Despite having a name that is an anagram of Giscard O’Hitler, Richard is one of the world’s really nice chaps, and he finally struck gold when Andrew Lloyd Webber hired him to write lyrics for Cats. He went on to pen the whole of Starlight Express, and nearly half of Phantom of the Opera. Yet, despite the massive royalty cheques which flow in to this day, and which could have seen him with more Ferraris and bling than the whole of Darras Hall, he has chosen to keep his feet on the ground and gives most of his wealth to various worthy charities. Well, I say his feet are on the ground: they haven’t been since January 1st, and this is where I got really depressed.

Apparently Richard’s new year’s resolution was to take up tap dancing. In contrast to my own utter lack of resolve, Richard has really gone for it, and now he’s paddling and rolling and shim-sham-shimmying like a true pro.

The thought of Richard, who’s 65 this year, queuing up for tap classes with all the lissom young dancers at the Pineapple Dance Studios really makes me smile. I can’t imagine him in a leotard (I’ve only ever seen him in a sports jacket and tie). He told me that even though he’s three times the age of most people there he’s very comfortable in his tap shoes, and only slightly disconcerted by the overtures of some of the men.

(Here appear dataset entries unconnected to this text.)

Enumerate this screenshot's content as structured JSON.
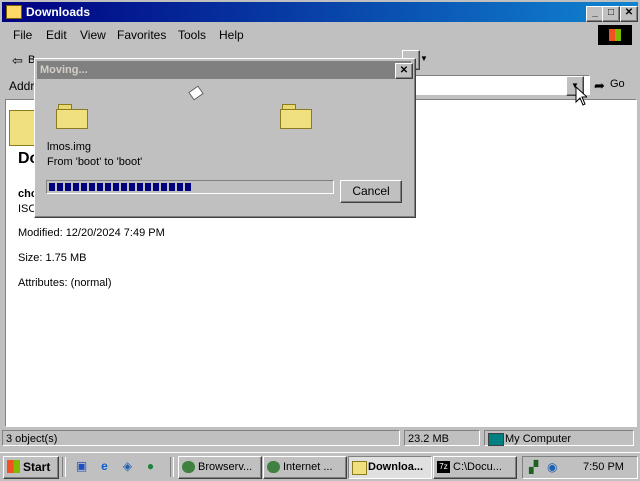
{
  "window": {
    "title": "Downloads"
  },
  "menu": {
    "items": [
      "File",
      "Edit",
      "View",
      "Favorites",
      "Tools",
      "Help"
    ]
  },
  "toolbar": {
    "back_label": "B"
  },
  "address": {
    "label": "Addr",
    "go_label": "Go"
  },
  "info_panel": {
    "title_partial": "Do",
    "filename_partial": "cho",
    "type_partial": "ISC",
    "modified": "Modified: 12/20/2024 7:49 PM",
    "size": "Size: 1.75 MB",
    "attributes": "Attributes: (normal)"
  },
  "statusbar": {
    "objects": "3 object(s)",
    "size": "23.2 MB",
    "zone": "My Computer"
  },
  "dialog": {
    "title": "Moving...",
    "file": "lmos.img",
    "from_to": "From 'boot' to 'boot'",
    "cancel_label": "Cancel",
    "progress": 0.51
  },
  "taskbar": {
    "start_label": "Start",
    "tasks": [
      {
        "label": "Browserv..."
      },
      {
        "label": "Internet ..."
      },
      {
        "label": "Downloa..."
      },
      {
        "label": "C:\\Docu..."
      }
    ],
    "clock": "7:50 PM"
  }
}
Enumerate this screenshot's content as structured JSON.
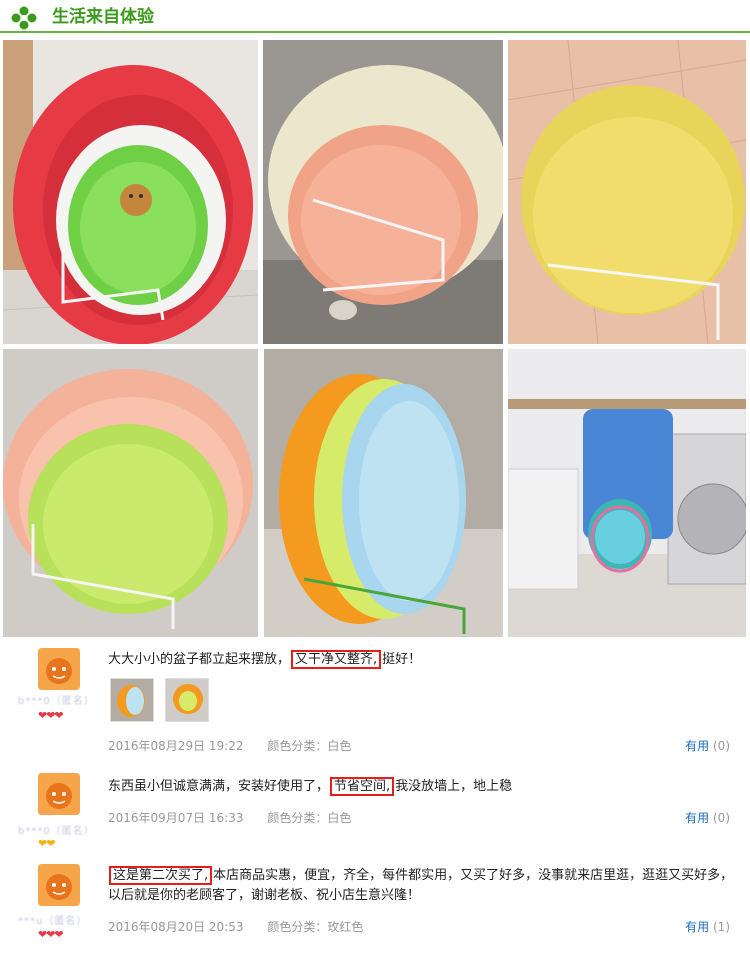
{
  "header": {
    "title": "生活来自体验",
    "logo_icon": "clover-icon",
    "accent": "#3c9a1c"
  },
  "photos": [
    {
      "name": "photo-red-basins-on-rack"
    },
    {
      "name": "photo-cream-pink-basins"
    },
    {
      "name": "photo-yellow-basin"
    },
    {
      "name": "photo-pink-green-basins"
    },
    {
      "name": "photo-orange-blue-basins"
    },
    {
      "name": "photo-laundry-room-basins"
    }
  ],
  "reviews": [
    {
      "user": "b***0（匿名）",
      "badges": "❤❤❤",
      "text_before": "大大小小的盆子都立起来摆放，",
      "text_highlight": "又干净又整齐,",
      "text_after": "挺好！",
      "date": "2016年08月29日 19:22",
      "color": "颜色分类：白色",
      "useful_label": "有用",
      "useful_count": "(0)"
    },
    {
      "user": "b***0（匿名）",
      "badges": "❤❤",
      "text_before": "东西虽小但诚意满满，安装好使用了，",
      "text_highlight": "节省空间,",
      "text_after": "我没放墙上，地上稳",
      "date": "2016年09月07日 16:33",
      "color": "颜色分类：白色",
      "useful_label": "有用",
      "useful_count": "(0)"
    },
    {
      "user": "***u（匿名）",
      "badges": "❤❤❤",
      "text_highlight": "这是第二次买了,",
      "text_after": "本店商品实惠，便宜，齐全，每件都实用，又买了好多，没事就来店里逛，逛逛又买好多，以后就是你的老顾客了，谢谢老板、祝小店生意兴隆！",
      "date": "2016年08月20日 20:53",
      "color": "颜色分类：玫红色",
      "useful_label": "有用",
      "useful_count": "(1)"
    }
  ]
}
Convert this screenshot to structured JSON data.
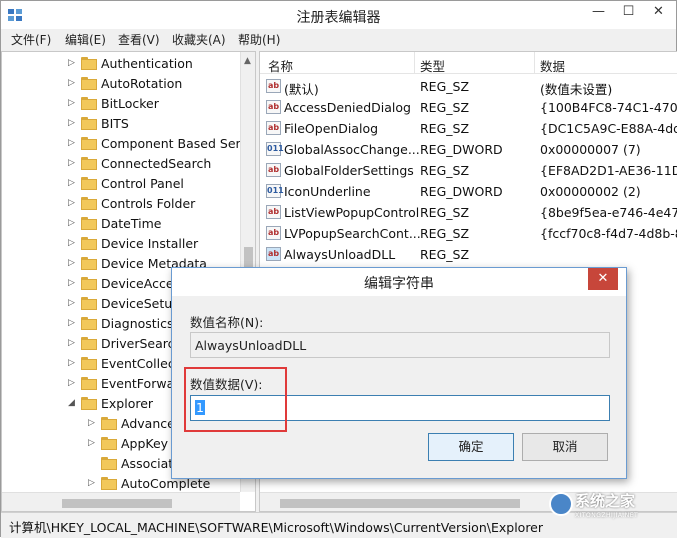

I’ve been to Pineapple Dance Studios many times, holding auditions for the various dance shows I produced in the 80’s, like The Hot Shoe Show with Wayne Sleep and Bonnie Langford. Surrounded by the slender and bendy, at first I used to hold my tummy in: then I decided looking like Orson Welles made me more glamorous, so I let it all hang out. Dance auditions are the cruelest sport. The bright young things arrive full of hope, having spent an hour or more travelling in from the suburbs. As a producer, it takes you on average 12 seconds to make a decision. “Thank you so much, next please”. Twenty at a time.

Meanwhile, I’ve managed to uncover Hann’s secret diet. Forget the fitness regime and slimming aids, he’s using the new “No-D” diet. He’s given up dinner. No wonder he’s winning the contest, the poor chap must be starving. No chance I’m going to follow his lead, living with Joanna, who is an excellent cook. Besides, I’m dutifully doing what The Journal commands, and Eating Local. In fact, I’m eating for the whole of Tynedale. So if I lose the diet challenge on Easter Day, I can now blame the Journal's Editor. Anyway, I’m fighting back. Inspired by Stilgoe’s hoofing, I’ve hit the Matfen Hall gym big time. No photos please, and I’m certainly not releasing a slimming video.